# Thread: Any other solution to this inequality ?

1. ## Any other solution to this inequality ?

Hi everyone !
I found that inequality that i proved , but i wanted another solution .
Show that for all a,b and c positive real numbers , the following inequality holds:
$\sum_{cyc}\frac{a}{(b+c)^2}\geq \frac{9}{4(a+b+c)}$
And please , don't tell me it is pre-calculus !

Anybody with another solution ?
(if you need mine , say it )

Moderator edit: Moved from Pre-algebra and Algebra. Closed until OP reads and follows the subforum rules for posting here.
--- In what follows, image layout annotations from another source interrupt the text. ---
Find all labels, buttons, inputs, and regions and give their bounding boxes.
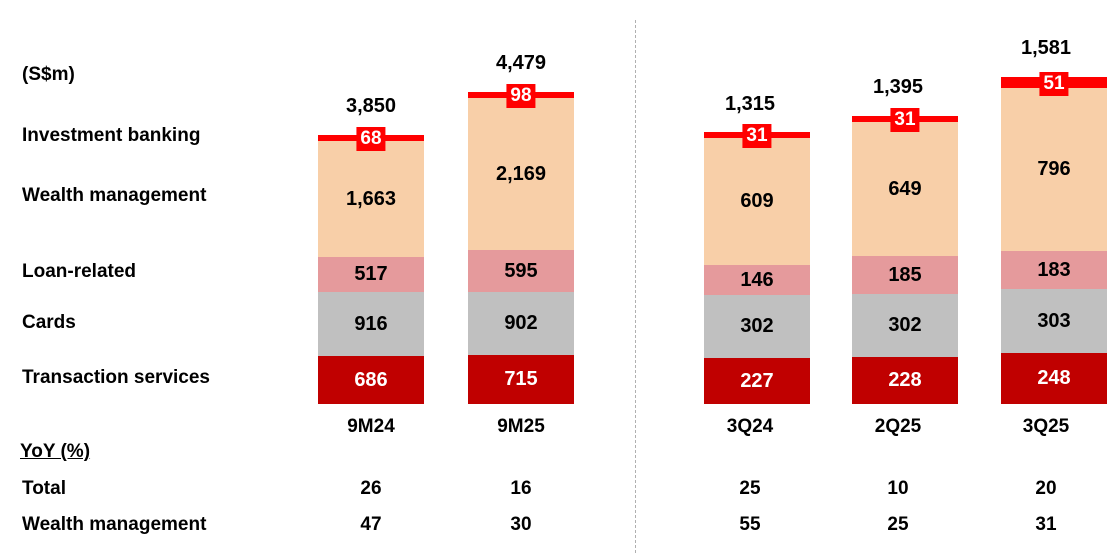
category-label: 3Q24: [726, 416, 774, 437]
wm-value: 2,169: [495, 162, 547, 185]
ts-value: 227: [740, 369, 774, 392]
legend-transaction-services: Transaction services: [22, 367, 210, 388]
stacked-bar-3q25: 796 183 303 248 51: [1001, 72, 1107, 404]
legend-cards: Cards: [22, 312, 76, 333]
cards-value: 902: [504, 312, 538, 334]
wm-segment: 1,663: [318, 141, 424, 257]
wm-segment: 2,169: [468, 98, 574, 250]
yoy-wm-value: 25: [887, 514, 909, 535]
loan-segment: 595: [468, 250, 574, 292]
ts-value: 686: [354, 368, 388, 391]
bar-total: 1,395: [872, 76, 924, 98]
yoy-total-value: 10: [887, 478, 909, 499]
yoy-wm-value: 47: [360, 514, 382, 535]
ts-segment: 686: [318, 356, 424, 404]
yoy-header: YoY (%): [20, 441, 91, 462]
loan-segment: 517: [318, 257, 424, 292]
bar-total: 3,850: [345, 95, 397, 117]
wm-value: 1,663: [345, 187, 397, 210]
yoy-wm-value: 31: [1035, 514, 1057, 535]
yoy-total-value: 26: [360, 478, 382, 499]
category-label: 2Q25: [874, 416, 922, 437]
cards-value: 303: [1037, 309, 1071, 332]
wm-value: 796: [1037, 158, 1071, 180]
ts-value: 248: [1037, 367, 1071, 389]
category-label: 9M24: [347, 416, 395, 437]
category-label: 9M25: [497, 416, 545, 437]
ib-value-badge: 51: [1039, 72, 1069, 96]
bar-total: 1,315: [724, 93, 776, 115]
cards-value: 302: [888, 314, 922, 336]
yoy-total-value: 25: [739, 478, 761, 499]
cards-segment: 916: [318, 292, 424, 356]
ts-segment: 248: [1001, 353, 1107, 404]
loan-segment: 183: [1001, 251, 1107, 289]
yoy-total-value: 20: [1035, 478, 1057, 499]
category-label: 3Q25: [1022, 416, 1070, 437]
loan-segment: 185: [852, 256, 958, 294]
yoy-wm-label: Wealth management: [22, 514, 207, 535]
bar-total: 4,479: [495, 52, 547, 74]
cards-segment: 902: [468, 292, 574, 355]
loan-value: 146: [740, 268, 774, 291]
ib-value-badge: 31: [742, 124, 772, 148]
ib-value-badge: 98: [506, 84, 536, 108]
stacked-bar-3q24: 609 146 302 227 31: [704, 124, 810, 404]
ts-value: 228: [888, 369, 922, 391]
cards-segment: 302: [852, 294, 958, 357]
cards-value: 302: [740, 315, 774, 337]
wm-value: 649: [888, 177, 922, 200]
wm-value: 609: [740, 190, 774, 212]
section-divider: [635, 20, 636, 553]
ts-segment: 227: [704, 358, 810, 404]
bar-total: 1,581: [1020, 37, 1072, 59]
yoy-wm-value: 30: [510, 514, 532, 535]
loan-value: 185: [888, 263, 922, 286]
wm-segment: 796: [1001, 88, 1107, 251]
ib-value-badge: 31: [890, 108, 920, 132]
cards-segment: 302: [704, 295, 810, 358]
loan-segment: 146: [704, 265, 810, 295]
legend-loan-related: Loan-related: [22, 261, 137, 282]
legend-investment-banking: Investment banking: [22, 125, 201, 146]
unit-label: (S$m): [22, 64, 75, 85]
loan-value: 183: [1037, 258, 1071, 281]
ts-value: 715: [504, 368, 538, 390]
cards-value: 916: [354, 312, 388, 335]
yoy-total-value: 16: [510, 478, 532, 499]
loan-value: 517: [354, 263, 388, 285]
stacked-bar-9m24: 1,663 517 916 686 68: [318, 127, 424, 404]
yoy-total-label: Total: [22, 478, 66, 499]
stacked-bar-2q25: 649 185 302 228 31: [852, 108, 958, 404]
wm-segment: 609: [704, 138, 810, 265]
yoy-wm-value: 55: [739, 514, 761, 535]
ts-segment: 715: [468, 355, 574, 404]
cards-segment: 303: [1001, 289, 1107, 353]
legend-wealth-management: Wealth management: [22, 185, 207, 206]
ib-value-badge: 68: [356, 127, 386, 151]
loan-value: 595: [504, 259, 538, 282]
ts-segment: 228: [852, 357, 958, 404]
stacked-bar-9m25: 2,169 595 902 715 98: [468, 84, 574, 404]
wm-segment: 649: [852, 122, 958, 256]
2. Maybe it's a matter of notation in different regions, bet personally I am not exactly sure of summation
$\displaystyle $\sum\limits_{cyc} {}$$

3. Originally Posted by Pranas
Maybe it's a matter of notation in different regions, bet personally I am not exactly sure of summation
$\displaystyle $\sum\limits_{cyc} {}$$
cyc=cyclic

4. Can i give a hint ?

5. I still don't understand what $\displaystyle\sum_{cyc}\frac{a}{(b+c)^2}$ is. Is it $\displaystyle\frac{a}{(b+c)^2}+\frac{b}{(a+c)^2}+\ frac{c}{(a+b)^2}$?

6. Yes it is !

7. Well , you must use both Cauchy-Schwartz and Nesbitt inequalities .